[rescue] LCD monitor diagnosis

Don Y dgy at DakotaCom.Net
Thu Apr 27 12:23:28 CDT 2006


Phil Stracchino wrote:
> For that matter, I've long thought it's time we had cars with ACCURATE
> fuel guages.  And it's easy to do:  Instead of mounting the tank on dumb
> bolts with a float and sender in the tank, chuck the sender and hang the
> tank on four loadcells.  Monitor the output from the load cells, say,

Yeah, but I think that would be a tricky mount.  The load cells
want to see their "loads" in specific orientations, etc.  I'm
not sure you could "measure" the tilt in order to be able to
accurately compensate for it.  E.g., even a small tank is
120+ pounds of fuel.  And you would need to be accurate to
within 4 or 5 oz (to get 1 mi at 25 MPG resolution).

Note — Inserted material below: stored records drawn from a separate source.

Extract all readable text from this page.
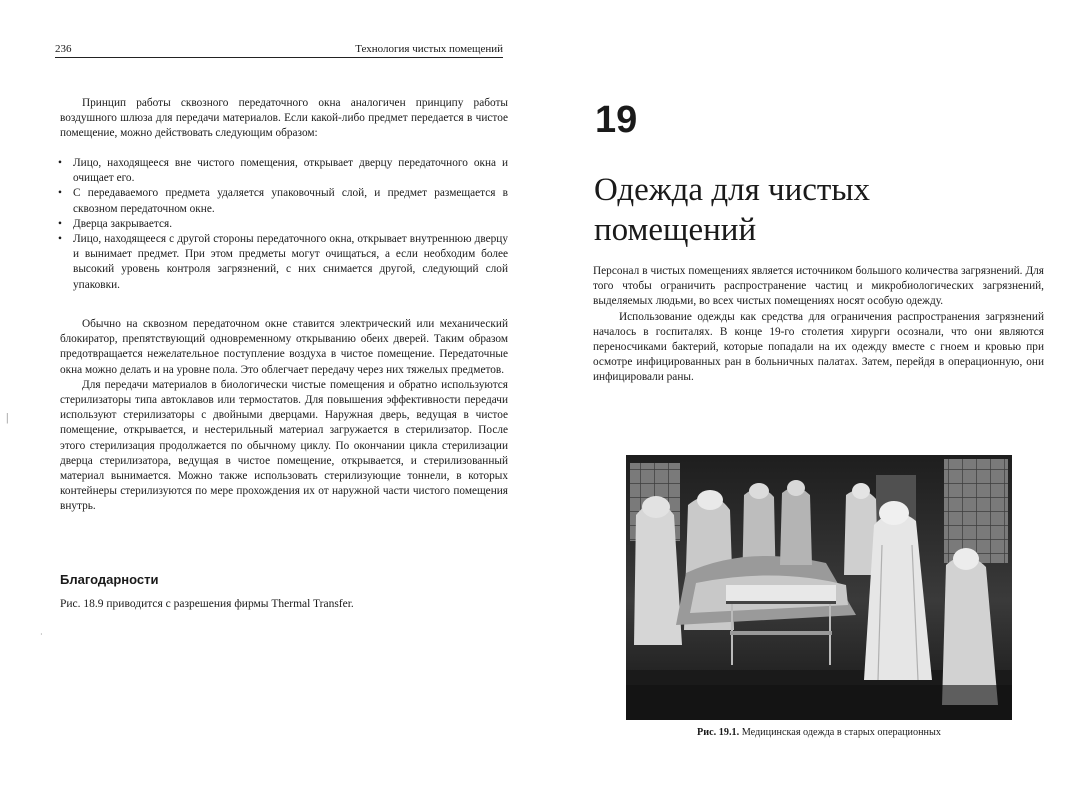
236	Технология чистых помещений

Принцип работы сквозного передаточного окна аналогичен принципу работы воздушного шлюза для передачи материалов. Если какой-либо предмет передается в чистое помещение, можно действовать следующим образом:

• Лицо, находящееся вне чистого помещения, открывает дверцу передаточного окна и очищает его.
• С передаваемого предмета удаляется упаковочный слой, и предмет размещается в сквозном передаточном окне.
• Дверца закрывается.
• Лицо, находящееся с другой стороны передаточного окна, открывает внутреннюю дверцу и вынимает предмет. При этом предметы могут очищаться, а если необходим более высокий уровень контроля загрязнений, с них снимается другой, следующий слой упаковки.

Обычно на сквозном передаточном окне ставится электрический или механический блокиратор, препятствующий одновременному открыванию обеих дверей. Таким образом предотвращается нежелательное поступление воздуха в чистое помещение. Передаточные окна можно делать и на уровне пола. Это облегчает передачу через них тяжелых предметов.

Для передачи материалов в биологически чистые помещения и обратно используются стерилизаторы типа автоклавов или термостатов. Для повышения эффективности передачи используют стерилизаторы с двойными дверцами. Наружная дверь, ведущая в чистое помещение, открывается, и нестерильный материал загружается в стерилизатор. После этого стерилизация продолжается по обычному циклу. По окончании цикла стерилизации дверца стерилизатора, ведущая в чистое помещение, открывается, и стерилизованный материал вынимается. Можно также использовать стерилизующие тоннели, в которых контейнеры стерилизуются по мере прохождения их от наружной части чистого помещения внутрь.

Благодарности
Рис. 18.9 приводится с разрешения фирмы Thermal Transfer.
|
·
19
Одежда для чистых помещений

Персонал в чистых помещениях является источником большого количества загрязнений. Для того чтобы ограничить распространение частиц и микробиологических загрязнений, выделяемых людьми, во всех чистых помещениях носят особую одежду.

Использование одежды как средства для ограничения распространения загрязнений началось в госпиталях. В конце 19-го столетия хирурги осознали, что они являются переносчиками бактерий, которые попадали на их одежду вместе с гноем и кровью при осмотре инфицированных ран в больничных палатах. Затем, перейдя в операционную, они инфицировали раны.

Рис. 19.1. Медицинская одежда в старых операционных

> twice a second.  Average the results, correct for tilt of the vehicle,
> keep a 60-second buffer, and have the guage display a rolling average of
> that 60-second buffer.  If any cell reads differently from the other
> three by more than twice the expected margin or error for, say, twenty
> consecutive readings, drop it from the pool and flag a warning.
> 
> This ought to be able to keep track of how much fuel is in the tank to
> plus or minus a few ounces of fuel, not plus or minus two or three
> gallons (which seems to be the best the current eighty-year-old guage
> technology is capable of).

I cringe to think what my gas gauge's concept of reality might be.
It is incredibly nonlinear (aren;t they all?).  And, I never know
where bottom will be.  So, I use my odometer as a gas gauge.
<shrug>  For the little driving that I do, it works good enough
(and an empty fuel container in the trunk in case I need to
hoof it to a nearby gas station!  :> )

> As an added bonus, you could even track how much fuel the loadcells say
> you have against how fast the engine computer says you're using it.  If
> the fuel level in the tank is going down faster than you know you're
> using fuel, issue a fuel-leak warning.